|Equality Before Death Bouguereau|
When I decided back on March 1 to observe Lent this year by drawing one tarot card at random and blogging about it in relation to Lent, I realized that there was one calendar date looming in the future when that might be hard to do: April 10.
But here's the thing about vows, and about Catholicism. The world is bigger than my little concerns. I resolve to pray the rosary every day. There are four mysteries: the Joyful, the Glorious, the Sorrowful, and the Luminous. Even if it's a happy day for me, if it's the day to pray the Sorrowful mystery, I pray the Sorrowful mystery.
Just so with this project. April 10 would be a heavy day for me, but if I drew a happy card, I'd blog about happiness, and not mention the day's secret heartache for me.
As April 10 came closer and closer, I asked myself what card I hoped to draw on this day.
I hoped to draw the six of cups – a card that speaks of pleasant childhood memories. I drew that card, the six of cups, yesterday.
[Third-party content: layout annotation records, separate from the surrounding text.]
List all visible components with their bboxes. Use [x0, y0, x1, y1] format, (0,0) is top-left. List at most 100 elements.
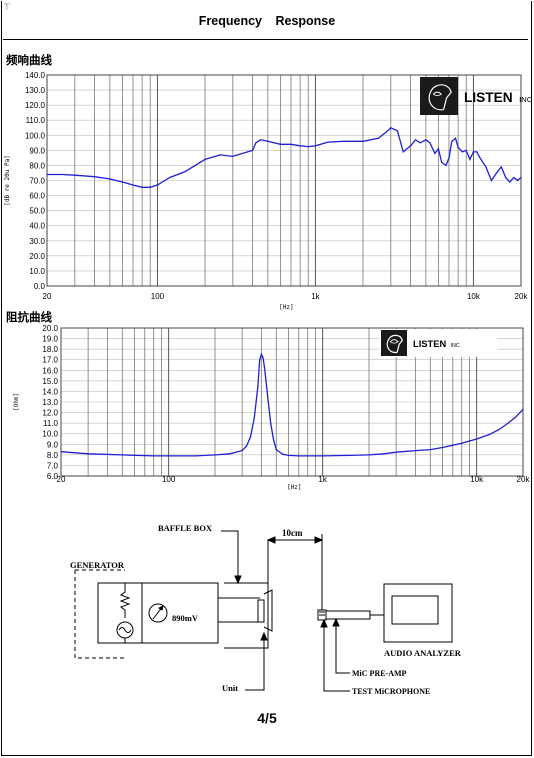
page-title: Frequency Response [198, 14, 336, 28]
ear-swirl-icon [432, 91, 442, 97]
data-point [377, 137, 379, 139]
data-point [272, 439, 275, 441]
unit-leader-line [245, 633, 265, 691]
audio-analyzer-label: AUDIO ANALYZER [384, 648, 462, 658]
y-tick-label: 30.0 [29, 237, 45, 246]
data-point [461, 442, 463, 444]
data-point [498, 428, 500, 431]
data-point [299, 145, 301, 147]
data-point [168, 455, 170, 457]
data-point [74, 174, 76, 176]
logo-suffix: INC [451, 343, 460, 349]
y-tick-label: 13.0 [42, 398, 58, 407]
x-tick-label: 10k [467, 292, 481, 301]
data-point [229, 453, 231, 455]
logo-text: LISTEN [413, 339, 446, 349]
baffle-box [224, 582, 269, 649]
data-point [472, 151, 475, 153]
data-point [290, 143, 292, 145]
voltmeter-icon [148, 603, 168, 623]
unit-label: Unit [222, 683, 238, 693]
y-tick-label: 90.0 [29, 146, 45, 155]
voltage-label: 890mV [172, 613, 199, 623]
y-tick-label: 140.0 [25, 71, 46, 80]
data-point [219, 154, 221, 156]
y-tick-label: 110.0 [26, 116, 46, 125]
data-point [314, 145, 317, 147]
data-point [46, 173, 48, 176]
x-tick-label: 20 [43, 292, 52, 301]
y-tick-label: 60.0 [29, 192, 45, 201]
response-curve [47, 127, 522, 188]
y-tick-label: 17.0 [42, 356, 58, 365]
data-point [409, 145, 412, 147]
data-point [251, 149, 254, 151]
head-silhouette-icon [386, 334, 403, 353]
data-point [232, 155, 234, 157]
analyzer-screen [391, 595, 439, 625]
data-point [195, 455, 197, 457]
data-point [451, 140, 453, 142]
x-tick-label: 20k [517, 475, 531, 484]
y-tick-label: 20.0 [42, 324, 58, 333]
data-point [214, 454, 216, 456]
ear-swirl-icon [389, 339, 399, 344]
data-point [132, 184, 134, 186]
x-tick-label: 1k [318, 475, 327, 484]
data-point [513, 176, 515, 179]
data-point [307, 455, 309, 457]
y-tick-label: 8.0 [47, 451, 59, 460]
data-point [264, 367, 266, 369]
test-microphone-label: TEST MiCROPHONE [352, 687, 430, 696]
data-point [429, 448, 431, 451]
y-tick-label: 40.0 [29, 222, 45, 231]
preamp-leader-line [335, 619, 350, 674]
data-point [267, 396, 269, 398]
y-tick-label: 6.0 [47, 472, 59, 481]
measurement-setup-diagram: GENERATOR 890mV BAFFLE BOX Unit 10cm AUDIO AN… [70, 523, 462, 696]
data-point [141, 186, 143, 188]
data-point [255, 142, 257, 144]
data-point [322, 455, 324, 457]
y-tick-label: 80.0 [29, 161, 45, 170]
data-point [259, 359, 261, 361]
data-point [307, 145, 309, 148]
data-point [402, 151, 404, 153]
needle-arrow-icon [158, 605, 164, 611]
data-point [441, 161, 443, 164]
data-point [262, 357, 264, 359]
data-point [149, 186, 151, 188]
data-point [520, 176, 522, 179]
x-tick-label: 10k [470, 475, 484, 484]
data-point [476, 438, 478, 440]
y-tick-label: 100.0 [25, 131, 46, 140]
impedance-chart-title: 阻抗曲线 [6, 310, 52, 324]
data-point [169, 176, 171, 179]
y-tick-label: 11.0 [43, 419, 59, 428]
logo-suffix: INC [519, 95, 533, 104]
response-curve [60, 352, 524, 457]
generator-box [97, 582, 219, 644]
unit-arrow-icon [260, 631, 268, 641]
data-point [429, 142, 431, 144]
title-divider [3, 39, 528, 40]
generator-label: GENERATOR [70, 560, 125, 570]
data-point [396, 130, 398, 132]
distance-label: 10cm [282, 528, 303, 538]
page-number: 4/5 [257, 710, 277, 726]
y-tick-label: 20.0 [29, 252, 45, 261]
dimension-arrow-right-icon [314, 536, 324, 544]
data-point [390, 127, 392, 129]
x-tick-label: 1k [311, 292, 320, 301]
head-silhouette-icon [428, 84, 452, 111]
listen-logo-2: LISTEN INC [381, 330, 460, 356]
y-axis-label: [dB re 20u Pa] [4, 155, 11, 206]
x-axis-label: [Hz] [287, 484, 301, 491]
data-point [257, 385, 259, 387]
data-point [395, 451, 397, 453]
y-tick-label: 14.0 [42, 387, 58, 396]
data-point [469, 158, 471, 160]
data-point [507, 422, 509, 424]
data-point [93, 176, 96, 178]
And yesterday I asked myself what card I'd draw today.
After I shuffled the cards this morning and saw the card, I gasped and began to cry. This is part of why I read tarot cards. They sometimes offer companionship in loneliness.
The card I drew was the three of swords.
The three of swords depicts three swords piercing a human heart. In the background are storm clouds and rain.
The cards shared my pain. And affirmed it. Yes, yes, this could all be coincidence. But this card on this day allowed me to cry, and not to feel alone when crying. And I am grateful for that.
Because the swords are manmade items, I interpret this card as pain that humans cause each other. This is not pain caused by a tornado that sucked a child out of a window. These human-made swords have been thrust into this human heart by human hands.
While I was still crying over this, WQXR, the New York classical station, kept reminding me that today is Sibling's Day. It struck me as so portentous that, two years ago, my sister died on Sibling's Day. And then WQXR played Ralph Vaughn Williams' variations on Greensleeves. And I just cried some more. Antoinette told me how much she loved that song, in that version.
It's hard to bring this around to Lent. I am, indeed, right now, firmly fixed deep in my own heart. Antoinette, I don't think anyone ever loved you more than I. I wish you and I had had more, better time with each other. But I was powerless over that. You made your own choices.
My best effort to swing this around to a Lenten theme is to quote the Beatitudes: Blessed are those who mourn, for they shall be comforted.
I've gotta tell ya, I can't imagine what kind of comfort might be available in Heaven that could heal these wounds. But he promises that it's there. "Your grief will turn to joy," Jesus promises, in John 16:20.